If a man says to a woman, “Behold you are betrothed to me on the condition that I…
- …give you two hundred zuz?” or
- …give you two hundred zuz within the next 30 days?” or
- …have two hundred zuz?” or
- …will show you two hundred zuz?”
The marriage will take place if the man fulfills the condition as stated. In the last case, it would not be enough to show her money that is on the money-changer’s table, since it was implicit in the condition that he was suggesting that the money belonged to him.
Our Gemara brings a disagreement about the first case of the Mishna. When a man states his desire to marry a woman and makes it conditional on giving her a sum of money, Rav Yehuda rules that only when he gives her the money and fulfills the condition, will the marriage take effect. According to Rav Huna, the marriage will take effect retroactively once he gives her the money as promised.

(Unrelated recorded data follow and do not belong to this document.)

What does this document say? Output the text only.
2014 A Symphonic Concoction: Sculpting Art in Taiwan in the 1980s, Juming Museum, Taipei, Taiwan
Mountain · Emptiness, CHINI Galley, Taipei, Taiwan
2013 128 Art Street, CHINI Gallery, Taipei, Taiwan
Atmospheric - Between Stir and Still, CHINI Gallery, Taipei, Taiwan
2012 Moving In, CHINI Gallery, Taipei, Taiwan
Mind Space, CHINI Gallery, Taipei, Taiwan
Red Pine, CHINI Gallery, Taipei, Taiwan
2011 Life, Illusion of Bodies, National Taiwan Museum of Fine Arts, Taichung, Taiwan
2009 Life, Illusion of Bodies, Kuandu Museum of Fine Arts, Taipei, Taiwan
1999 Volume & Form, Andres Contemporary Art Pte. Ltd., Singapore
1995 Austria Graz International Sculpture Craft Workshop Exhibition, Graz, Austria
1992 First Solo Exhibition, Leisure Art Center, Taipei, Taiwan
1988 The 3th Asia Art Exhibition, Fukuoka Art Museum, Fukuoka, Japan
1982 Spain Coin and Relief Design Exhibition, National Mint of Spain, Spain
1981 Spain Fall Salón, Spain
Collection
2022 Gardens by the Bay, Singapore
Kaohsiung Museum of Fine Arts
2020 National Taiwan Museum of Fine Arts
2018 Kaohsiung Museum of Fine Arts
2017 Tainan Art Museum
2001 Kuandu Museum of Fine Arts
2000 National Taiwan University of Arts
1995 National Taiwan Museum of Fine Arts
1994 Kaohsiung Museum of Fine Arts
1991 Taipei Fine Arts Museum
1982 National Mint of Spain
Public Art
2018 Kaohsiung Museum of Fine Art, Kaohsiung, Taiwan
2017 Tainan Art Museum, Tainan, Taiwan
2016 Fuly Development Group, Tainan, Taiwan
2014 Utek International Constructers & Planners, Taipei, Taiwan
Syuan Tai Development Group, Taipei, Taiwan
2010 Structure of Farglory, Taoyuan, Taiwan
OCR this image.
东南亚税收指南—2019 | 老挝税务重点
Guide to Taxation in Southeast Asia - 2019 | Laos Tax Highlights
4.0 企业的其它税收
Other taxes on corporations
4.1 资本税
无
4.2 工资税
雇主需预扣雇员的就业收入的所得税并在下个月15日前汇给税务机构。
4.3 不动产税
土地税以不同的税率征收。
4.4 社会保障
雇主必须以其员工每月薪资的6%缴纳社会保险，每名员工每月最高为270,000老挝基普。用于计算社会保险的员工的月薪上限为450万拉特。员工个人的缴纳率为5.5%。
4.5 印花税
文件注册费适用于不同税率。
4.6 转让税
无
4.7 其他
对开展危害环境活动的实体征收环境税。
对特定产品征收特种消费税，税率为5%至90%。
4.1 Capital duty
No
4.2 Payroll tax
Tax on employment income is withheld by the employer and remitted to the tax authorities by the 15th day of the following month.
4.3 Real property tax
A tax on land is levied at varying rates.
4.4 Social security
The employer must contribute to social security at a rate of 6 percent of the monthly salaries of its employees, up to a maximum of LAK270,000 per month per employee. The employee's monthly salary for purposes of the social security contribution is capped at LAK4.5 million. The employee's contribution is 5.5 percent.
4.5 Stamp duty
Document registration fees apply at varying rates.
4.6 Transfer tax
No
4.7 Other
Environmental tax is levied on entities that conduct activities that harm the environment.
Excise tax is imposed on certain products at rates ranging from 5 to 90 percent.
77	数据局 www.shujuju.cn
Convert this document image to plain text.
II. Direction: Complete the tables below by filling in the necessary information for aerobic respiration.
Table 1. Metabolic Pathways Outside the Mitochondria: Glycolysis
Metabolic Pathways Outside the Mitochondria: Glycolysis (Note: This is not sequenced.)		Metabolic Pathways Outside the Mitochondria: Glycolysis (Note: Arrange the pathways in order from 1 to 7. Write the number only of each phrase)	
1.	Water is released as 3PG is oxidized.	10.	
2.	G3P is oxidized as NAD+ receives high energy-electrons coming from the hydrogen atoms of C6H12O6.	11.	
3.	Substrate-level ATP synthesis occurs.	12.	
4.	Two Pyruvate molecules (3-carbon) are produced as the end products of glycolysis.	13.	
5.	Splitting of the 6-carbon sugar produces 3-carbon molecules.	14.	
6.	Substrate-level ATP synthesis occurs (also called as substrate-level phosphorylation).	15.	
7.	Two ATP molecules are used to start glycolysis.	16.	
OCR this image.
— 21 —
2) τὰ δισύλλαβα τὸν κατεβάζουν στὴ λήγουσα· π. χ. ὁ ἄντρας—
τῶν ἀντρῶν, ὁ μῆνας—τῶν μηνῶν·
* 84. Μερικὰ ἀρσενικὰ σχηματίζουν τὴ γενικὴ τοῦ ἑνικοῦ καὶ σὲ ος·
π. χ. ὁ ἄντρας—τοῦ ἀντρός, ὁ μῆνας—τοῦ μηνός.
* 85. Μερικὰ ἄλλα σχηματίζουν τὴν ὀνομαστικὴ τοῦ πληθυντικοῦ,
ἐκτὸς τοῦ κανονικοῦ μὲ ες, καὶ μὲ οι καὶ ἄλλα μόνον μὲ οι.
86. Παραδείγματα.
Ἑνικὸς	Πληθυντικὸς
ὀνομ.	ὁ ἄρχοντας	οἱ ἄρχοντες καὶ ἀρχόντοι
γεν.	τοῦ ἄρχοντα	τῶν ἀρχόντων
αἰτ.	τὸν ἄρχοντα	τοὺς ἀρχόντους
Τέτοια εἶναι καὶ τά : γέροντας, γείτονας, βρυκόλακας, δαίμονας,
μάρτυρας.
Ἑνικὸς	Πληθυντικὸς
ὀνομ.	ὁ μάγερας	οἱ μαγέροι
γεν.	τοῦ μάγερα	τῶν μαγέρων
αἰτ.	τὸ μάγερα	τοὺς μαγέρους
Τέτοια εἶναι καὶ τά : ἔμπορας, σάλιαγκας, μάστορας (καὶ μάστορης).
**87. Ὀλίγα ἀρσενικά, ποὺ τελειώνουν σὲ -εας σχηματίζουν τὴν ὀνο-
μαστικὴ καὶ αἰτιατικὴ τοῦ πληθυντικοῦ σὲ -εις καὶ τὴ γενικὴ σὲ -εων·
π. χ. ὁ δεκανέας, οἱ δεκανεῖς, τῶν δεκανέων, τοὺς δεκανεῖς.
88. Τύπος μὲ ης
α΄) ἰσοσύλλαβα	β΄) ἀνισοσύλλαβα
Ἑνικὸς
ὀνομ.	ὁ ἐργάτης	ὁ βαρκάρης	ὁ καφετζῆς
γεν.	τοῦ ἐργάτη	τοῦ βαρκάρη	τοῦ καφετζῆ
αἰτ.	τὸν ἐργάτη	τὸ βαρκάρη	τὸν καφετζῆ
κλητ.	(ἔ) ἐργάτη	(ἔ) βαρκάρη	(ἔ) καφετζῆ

The Ritva quotes the Talmud Yerushalmi, which suggests that according to Rav Huna the marriage will take effect immediately and he is obligated to give her the money. Given Rav Huna’s belief that giving the money as promised would activate the marriage retroactively, if we allow the condition to remain unfulfilled it would leave the woman connected to the man forever without them actually being married. This is a situation that cannot be allowed, so we force the man to fulfill the condition that he made. The Ritva argues that since we do not see any indication that the Talmud Bavli disagrees with this, we must assume that this is the halakha. Nevertheless, from the other rishonim it appears that they do not believe that he is obligated to fulfill the condition.